Recently, Chevron's MolecularDiamond Technologies (MDT) business unit made a groundbreaking discovery by isolating from petroleum a new class of carbon-based nanomaterials called higher diamondoids. Subsequently, MDT developed processes to isolate lower diamondoids in large quantities from petroleum. Diamondoids are diamond molecules which have untapped potential to affect multiple industries such as energy, electronics, biopharmaceuticals, aerospace, plastics, and even consumer goods. MDT's discovery of higher diamondoids was first reported in Science magazine (January 3, 2003) and was named one of the Top Ten Highlights in Material Science in 2002 by C&E News. Unlike fullerenes or carbon nanotubes, diamondoids have the same internal carbon framework as diamond. Diamondoids exist in a myriad of shapes (e.g., rods, discs, screws) and sizes including unusual and resolvable chiral (right- and left-handed) forms. Higher diamondoids (having 4 or more carbon cages) and lower diamondoids (having 3 or less cages) are readily derivatized and polymerizable, thus allowing their properties to be engineered at the molecular level for desired applications. Through R&D collaborations, MDT is focused on determining the intrinsic properties of diamondoids, performance characteristics of diamondoid-containing materials, and exploratory “proof of concept” applications that will be enabled by diamondoids. Currently MDT has over 35 R&D collaborations underway with some of the world's leading universities and laboratories, including Stanford, UC Berkeley, UC Irvine, Case Western, Lawrence Berkeley National Laboratory, and the US Navy. MDT has also developed over ten commercial partnerships in the bio-medical, specialty materials, polymer, and cosmetics industries.

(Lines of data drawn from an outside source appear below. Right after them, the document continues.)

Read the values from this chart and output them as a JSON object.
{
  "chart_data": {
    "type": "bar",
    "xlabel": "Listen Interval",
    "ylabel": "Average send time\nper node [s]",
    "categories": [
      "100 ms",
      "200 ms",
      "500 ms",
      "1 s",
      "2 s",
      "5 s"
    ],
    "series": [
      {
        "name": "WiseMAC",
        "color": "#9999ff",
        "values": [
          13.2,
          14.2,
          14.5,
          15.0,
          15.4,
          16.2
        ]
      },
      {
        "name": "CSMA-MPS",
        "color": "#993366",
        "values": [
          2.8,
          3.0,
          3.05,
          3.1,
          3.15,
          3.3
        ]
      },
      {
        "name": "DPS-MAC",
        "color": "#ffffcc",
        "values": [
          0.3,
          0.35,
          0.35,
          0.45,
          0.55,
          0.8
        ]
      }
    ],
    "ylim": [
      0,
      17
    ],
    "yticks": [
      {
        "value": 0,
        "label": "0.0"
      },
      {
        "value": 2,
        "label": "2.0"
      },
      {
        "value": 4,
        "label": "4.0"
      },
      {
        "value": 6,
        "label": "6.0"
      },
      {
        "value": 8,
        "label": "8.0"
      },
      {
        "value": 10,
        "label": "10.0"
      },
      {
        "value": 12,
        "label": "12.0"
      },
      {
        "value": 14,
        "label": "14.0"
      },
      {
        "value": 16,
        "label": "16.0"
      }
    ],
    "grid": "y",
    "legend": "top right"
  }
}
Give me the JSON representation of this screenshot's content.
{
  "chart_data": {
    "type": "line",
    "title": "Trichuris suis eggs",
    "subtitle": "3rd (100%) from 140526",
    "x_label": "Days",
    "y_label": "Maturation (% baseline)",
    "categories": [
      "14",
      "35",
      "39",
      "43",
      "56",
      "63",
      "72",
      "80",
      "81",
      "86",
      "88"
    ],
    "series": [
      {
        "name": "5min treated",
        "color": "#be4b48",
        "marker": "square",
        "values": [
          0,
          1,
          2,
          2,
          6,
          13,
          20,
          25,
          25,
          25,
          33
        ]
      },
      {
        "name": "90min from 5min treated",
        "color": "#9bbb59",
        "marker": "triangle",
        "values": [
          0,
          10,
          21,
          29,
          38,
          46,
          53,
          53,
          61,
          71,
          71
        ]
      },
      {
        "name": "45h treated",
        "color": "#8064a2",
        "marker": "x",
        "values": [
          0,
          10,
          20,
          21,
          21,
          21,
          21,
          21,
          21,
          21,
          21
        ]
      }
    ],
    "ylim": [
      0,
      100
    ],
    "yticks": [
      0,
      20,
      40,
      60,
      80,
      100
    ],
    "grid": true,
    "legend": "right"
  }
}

MDT researchers have scaled up production of diamondoids in sufficient quantities so that, for possibly the first time, application research and development can be conducted on the full range of lower diamondoids and some of the higher diamondoids.

MDT has established a strong intellectual property portfolio with over 25 patents filed (7 issued), including composition of matter patents for higher diamondoids and patents for the production, derivatization and specific applications for both higher and lower diamondoids.